Anche fenomeni climatici su vasta scala possono modificare la circolazione atmosferica e influenzare le tendenze stagionali. Un approfondimento pubblicato nella sezione Lifestyle di Italpress spiega, per esempio, come El Niño influenza il clima in tutto il mondo, alterando precipitazioni e temperature anche a grande distanza dall’Oceano Pacifico. Lo studio di questi meccanismi aiuta a elaborare previsioni stagionali, che indicano la probabilità di periodi più caldi, freddi, secchi o piovosi rispetto alle medie climatiche.
Il lavoro dei meteorologi e le nuove tecnologie
I dati prodotti dai modelli non vengono semplicemente pubblicati in modo automatico. I meteorologi confrontano le diverse simulazioni, osservano le immagini satellitari, analizzano i radar e valutano le caratteristiche del territorio. L’esperienza permette di riconoscere eventuali limiti ricorrenti dei modelli e di adattare le indicazioni generali alle condizioni locali.

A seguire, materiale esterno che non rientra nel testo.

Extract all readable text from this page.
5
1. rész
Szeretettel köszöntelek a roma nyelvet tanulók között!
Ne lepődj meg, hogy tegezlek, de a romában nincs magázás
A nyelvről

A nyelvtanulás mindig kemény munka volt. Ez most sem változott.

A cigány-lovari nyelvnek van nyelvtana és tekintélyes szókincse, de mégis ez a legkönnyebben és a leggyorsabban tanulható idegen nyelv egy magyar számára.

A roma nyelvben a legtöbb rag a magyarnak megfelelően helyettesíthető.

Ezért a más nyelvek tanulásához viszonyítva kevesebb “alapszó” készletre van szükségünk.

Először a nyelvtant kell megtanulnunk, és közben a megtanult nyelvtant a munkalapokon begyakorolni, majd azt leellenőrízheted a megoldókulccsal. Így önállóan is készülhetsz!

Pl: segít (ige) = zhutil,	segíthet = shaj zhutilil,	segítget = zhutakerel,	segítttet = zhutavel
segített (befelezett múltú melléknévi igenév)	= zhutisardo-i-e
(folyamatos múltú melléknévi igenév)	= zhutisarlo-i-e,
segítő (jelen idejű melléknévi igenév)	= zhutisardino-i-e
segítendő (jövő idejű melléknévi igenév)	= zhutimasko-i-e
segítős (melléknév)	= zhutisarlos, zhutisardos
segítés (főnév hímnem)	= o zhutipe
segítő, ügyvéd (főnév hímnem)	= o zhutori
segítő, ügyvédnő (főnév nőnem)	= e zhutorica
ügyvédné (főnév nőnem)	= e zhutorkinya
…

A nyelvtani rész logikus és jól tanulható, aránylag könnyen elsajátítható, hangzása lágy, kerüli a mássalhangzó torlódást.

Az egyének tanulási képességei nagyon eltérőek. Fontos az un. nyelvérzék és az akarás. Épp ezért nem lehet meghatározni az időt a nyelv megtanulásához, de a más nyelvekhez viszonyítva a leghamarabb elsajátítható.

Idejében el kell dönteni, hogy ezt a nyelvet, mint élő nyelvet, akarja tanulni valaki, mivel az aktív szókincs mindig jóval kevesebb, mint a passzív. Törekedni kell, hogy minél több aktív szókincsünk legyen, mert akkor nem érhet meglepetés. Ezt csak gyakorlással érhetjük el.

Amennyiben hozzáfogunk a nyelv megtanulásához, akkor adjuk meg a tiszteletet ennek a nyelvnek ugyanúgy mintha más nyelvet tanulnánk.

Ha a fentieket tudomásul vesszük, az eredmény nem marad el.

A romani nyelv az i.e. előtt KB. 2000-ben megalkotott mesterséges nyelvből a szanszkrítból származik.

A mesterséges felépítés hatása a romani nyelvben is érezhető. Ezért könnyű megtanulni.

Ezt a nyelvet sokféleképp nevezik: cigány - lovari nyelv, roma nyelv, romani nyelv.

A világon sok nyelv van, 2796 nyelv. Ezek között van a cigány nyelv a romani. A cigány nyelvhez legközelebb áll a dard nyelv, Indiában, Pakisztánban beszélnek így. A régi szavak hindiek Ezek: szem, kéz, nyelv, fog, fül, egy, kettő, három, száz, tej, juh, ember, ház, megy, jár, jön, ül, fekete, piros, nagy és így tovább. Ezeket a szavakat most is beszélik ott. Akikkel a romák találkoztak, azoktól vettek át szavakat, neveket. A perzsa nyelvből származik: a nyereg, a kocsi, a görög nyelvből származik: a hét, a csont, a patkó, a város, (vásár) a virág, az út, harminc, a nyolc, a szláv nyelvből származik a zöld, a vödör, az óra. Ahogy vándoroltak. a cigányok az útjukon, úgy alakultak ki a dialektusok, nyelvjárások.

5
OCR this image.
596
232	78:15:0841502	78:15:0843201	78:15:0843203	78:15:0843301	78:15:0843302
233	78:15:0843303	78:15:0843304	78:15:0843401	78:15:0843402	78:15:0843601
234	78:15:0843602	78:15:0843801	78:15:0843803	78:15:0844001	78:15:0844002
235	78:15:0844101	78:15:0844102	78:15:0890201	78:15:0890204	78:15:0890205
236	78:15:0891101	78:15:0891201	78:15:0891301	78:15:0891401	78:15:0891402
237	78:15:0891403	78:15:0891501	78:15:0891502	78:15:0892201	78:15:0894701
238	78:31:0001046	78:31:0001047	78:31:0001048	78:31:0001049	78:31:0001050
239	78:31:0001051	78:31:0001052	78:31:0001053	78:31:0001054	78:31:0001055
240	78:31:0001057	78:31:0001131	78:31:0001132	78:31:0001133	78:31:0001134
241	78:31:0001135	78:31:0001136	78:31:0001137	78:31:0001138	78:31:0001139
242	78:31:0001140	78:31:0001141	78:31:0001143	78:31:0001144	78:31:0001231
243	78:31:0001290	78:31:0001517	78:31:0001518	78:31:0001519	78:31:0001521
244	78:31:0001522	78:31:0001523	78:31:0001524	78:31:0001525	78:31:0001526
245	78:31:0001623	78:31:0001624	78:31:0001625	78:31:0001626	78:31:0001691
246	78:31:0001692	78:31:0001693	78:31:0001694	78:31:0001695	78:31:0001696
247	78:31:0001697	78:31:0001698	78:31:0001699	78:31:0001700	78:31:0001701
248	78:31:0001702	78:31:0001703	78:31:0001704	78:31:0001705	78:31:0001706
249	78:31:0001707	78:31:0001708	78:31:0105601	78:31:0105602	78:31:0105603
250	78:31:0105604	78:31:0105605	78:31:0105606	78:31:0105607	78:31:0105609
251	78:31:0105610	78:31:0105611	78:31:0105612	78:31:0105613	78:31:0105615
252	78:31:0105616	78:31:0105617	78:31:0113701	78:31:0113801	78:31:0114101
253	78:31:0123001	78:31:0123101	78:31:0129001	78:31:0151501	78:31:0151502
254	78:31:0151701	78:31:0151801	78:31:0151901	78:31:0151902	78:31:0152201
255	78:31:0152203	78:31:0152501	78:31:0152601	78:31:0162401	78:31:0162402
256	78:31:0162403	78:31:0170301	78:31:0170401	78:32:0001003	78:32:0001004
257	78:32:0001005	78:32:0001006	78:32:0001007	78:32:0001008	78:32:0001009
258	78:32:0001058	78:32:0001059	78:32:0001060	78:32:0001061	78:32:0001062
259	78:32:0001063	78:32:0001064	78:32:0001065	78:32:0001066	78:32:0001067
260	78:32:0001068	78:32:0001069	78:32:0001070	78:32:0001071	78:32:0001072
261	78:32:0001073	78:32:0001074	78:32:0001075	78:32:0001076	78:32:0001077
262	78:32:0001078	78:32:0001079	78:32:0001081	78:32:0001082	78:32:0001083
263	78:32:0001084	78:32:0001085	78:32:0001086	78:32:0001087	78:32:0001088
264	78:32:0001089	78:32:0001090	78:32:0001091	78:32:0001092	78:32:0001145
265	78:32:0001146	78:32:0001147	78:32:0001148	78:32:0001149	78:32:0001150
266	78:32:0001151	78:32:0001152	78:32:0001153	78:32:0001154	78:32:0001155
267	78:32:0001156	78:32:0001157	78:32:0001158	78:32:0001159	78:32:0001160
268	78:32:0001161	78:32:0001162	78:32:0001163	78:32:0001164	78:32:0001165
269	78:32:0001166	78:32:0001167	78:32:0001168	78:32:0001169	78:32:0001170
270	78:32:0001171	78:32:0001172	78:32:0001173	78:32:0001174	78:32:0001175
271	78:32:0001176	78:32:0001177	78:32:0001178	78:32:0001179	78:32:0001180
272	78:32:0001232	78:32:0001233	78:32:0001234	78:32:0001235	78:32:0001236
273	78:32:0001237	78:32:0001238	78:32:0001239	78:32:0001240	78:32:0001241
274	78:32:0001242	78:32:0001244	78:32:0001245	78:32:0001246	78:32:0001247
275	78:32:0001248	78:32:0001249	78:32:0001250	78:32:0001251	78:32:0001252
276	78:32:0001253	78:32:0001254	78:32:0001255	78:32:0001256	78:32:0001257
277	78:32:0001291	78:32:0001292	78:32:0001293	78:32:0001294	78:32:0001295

Una catena montuosa può favorire precipitazioni su un versante e lasciare l’altro più asciutto. La presenza del mare può modificare temperature, venti e umidità. Le città possono registrare valori termici superiori rispetto alle campagne circostanti a causa dell’accumulo di calore prodotto da edifici, strade e altre superfici artificiali. L’interpretazione umana contribuisce a trasformare i risultati numerici in una previsione comprensibile e utile.
Le tecniche di intelligenza artificiale stanno assumendo un ruolo crescente. Alcuni sistemi vengono addestrati utilizzando grandi archivi di osservazioni e previsioni del passato, imparando a individuare relazioni tra le configurazioni atmosferiche. Questi strumenti possono produrre elaborazioni molto rapide e affiancare i modelli tradizionali basati sulle equazioni fisiche.
L’intelligenza artificiale non elimina però la necessità delle osservazioni, dei modelli numerici e del controllo degli esperti. La previsione più efficace nasce dall’integrazione tra tecnologia e competenza meteorologica. Il risultato finale è una valutazione probabilistica che viene aggiornata più volte al giorno man mano che arrivano nuovi dati.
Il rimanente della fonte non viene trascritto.